The spin-only magnetic moment value for the complex [Co(CN6)]4- is 2 BM.

Explanation:
The spin-only magnetic moment can be calculated using the formula:

μs = √(n(n+2)) BM

where μs is the spin-only magnetic moment, n is the number of unpaired electrons, and BM is the Bohr magneton.

To determine the number of unpaired electrons in the complex [Co(CN6)]4-, we need to consider the electronic configuration of cobalt (Co).

The atomic number of cobalt is 27, which means it has 27 electrons. The electronic configuration of Co is [Ar] 3d7 4s2.

In the complex [Co(CN6)]4-, the cyanide ligands (CN-) are strong-field ligands that cause pairing of electrons in the d orbitals.
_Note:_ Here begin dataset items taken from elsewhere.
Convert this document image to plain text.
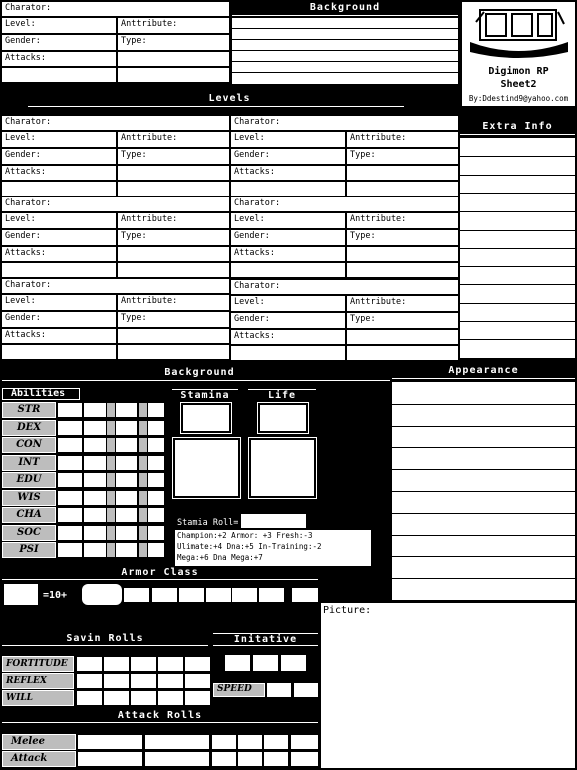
Charator:
Level:	Anttribute:
Gender:	Type:
Attacks:
Background
Digimon RP
Sheet2
By:Ddestind9@yahoo.com
Levels
Charator:
Level:	Anttribute:
Gender:	Type:
Attacks:
Charator:
Level:	Anttribute:
Gender:	Type:
Attacks:
Charator:
Level:	Anttribute:
Gender:	Type:
Attacks:
Charator:
Level:	Anttribute:
Gender:	Type:
Attacks:
Charator:
Level:	Anttribute:
Gender:	Type:
Attacks:
Charator:
Level:	Anttribute:
Gender:	Type:
Attacks:
Extra Info
Background	Appearance
Abilities
STR
DEX
CON
INT
EDU
WIS
CHA
SOC
PSI
Stamina	Life
Stamia Roll=
Champion:+2 Armor: +3 Fresh:-3
Ulimate:+4 Dna:+5 In-Training:-2
Mega:+6 Dna Mega:+7
Armor Class
=10+
Picture:
Savin Rolls
FORTITUDE
REFLEX
WILL
Initative
SPEED
Attack Rolls
Melee
Attack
This leads to the formation of low-spin complexes.

In a low-spin complex, the electrons fill the lower energy orbitals first before pairing. Based on this, the electronic configuration of [Co(CN6)]4- can be written as [Ar] 3d6.
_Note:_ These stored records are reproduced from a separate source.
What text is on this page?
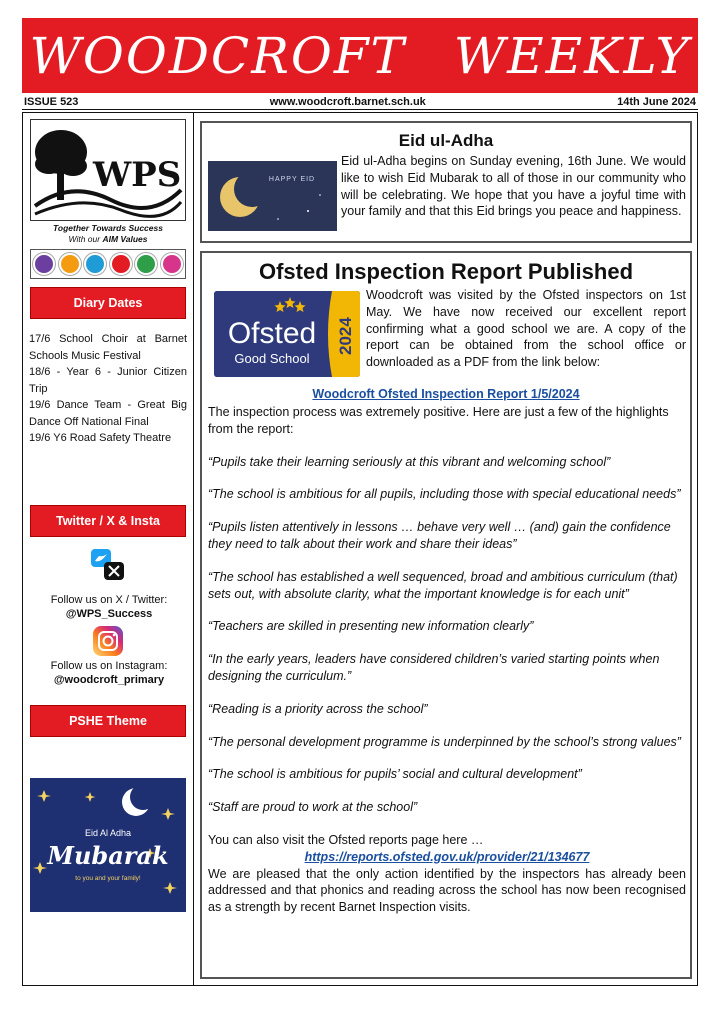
WOODCROFT WEEKLY
ISSUE 523	www.woodcroft.barnet.sch.uk	14th June 2024
WPS
Together Towards Success
With our AIM Values
Diary Dates
17/6 School Choir at Barnet Schools Music Festival
18/6 - Year 6 - Junior Citizen Trip
19/6 Dance Team - Great Big Dance Off National Final
19/6 Y6 Road Safety Theatre
Twitter / X & Insta
Follow us on X / Twitter:
@WPS_Success
Follow us on Instagram:
@woodcroft_primary
PSHE Theme
Eid Al Adha
Mubarak
to you and your family!
Eid ul-Adha
HAPPY EID
Eid ul-Adha begins on Sunday evening, 16th June. We would like to wish Eid Mubarak to all of those in our community who will be celebrating. We hope that you have a joyful time with your family and that this Eid brings you peace and happiness.
Ofsted Inspection Report Published
Ofsted
Good School
2024
Woodcroft was visited by the Ofsted inspectors on 1st May. We have now received our excellent report confirming what a good school we are. A copy of the report can be obtained from the school office or downloaded as a PDF from the link below:
Woodcroft Ofsted Inspection Report 1/5/2024

The inspection process was extremely positive. Here are just a few of the highlights from the report:

“Pupils take their learning seriously at this vibrant and welcoming school”

“The school is ambitious for all pupils, including those with special educational needs”

“Pupils listen attentively in lessons … behave very well … (and) gain the confidence they need to talk about their work and share their ideas”

“The school has established a well sequenced, broad and ambitious curriculum (that) sets out, with absolute clarity, what the important knowledge is for each unit”

“Teachers are skilled in presenting new information clearly”

“In the early years, leaders have considered children’s varied starting points when designing the curriculum.”

“Reading is a priority across the school”

“The personal development programme is underpinned by the school’s strong values”

“The school is ambitious for pupils’ social and cultural development”

“Staff are proud to work at the school”

You can also visit the Ofsted reports page here …

https://reports.ofsted.gov.uk/provider/21/134677

We are pleased that the only action identified by the inspectors has already been addressed and that phonics and reading across the school has now been recognised as a strength by recent Barnet Inspection visits.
Calculating the number of unpaired electrons:
The electronic configuration [Ar] 3d6 indicates that there are 6 electrons in the d orbitals. Since each orbital can accommodate a maximum of 2 electrons, there are 3 pairs of electrons, resulting in 3 unpaired electrons.

Calculating the spin-only magnetic moment:
Using the formula μs = √(n(n+2)) BM, where n = 3 (number of unpaired electrons), we can calculate the spin-only magnetic moment.

μs = √(3(3+2)) BM
μs = √(3(5)) BM
μs = √(15) BM
μs ≈ 3.87 BM

Rounding off the value to the nearest integer, the spin-only magnetic moment for [Co(CN6)]4- is 4 BM.

However, the correct answer given is 2 BM. This suggests that there is an error in the question or the answer provided. The correct answer should be 4 BM based on the given information.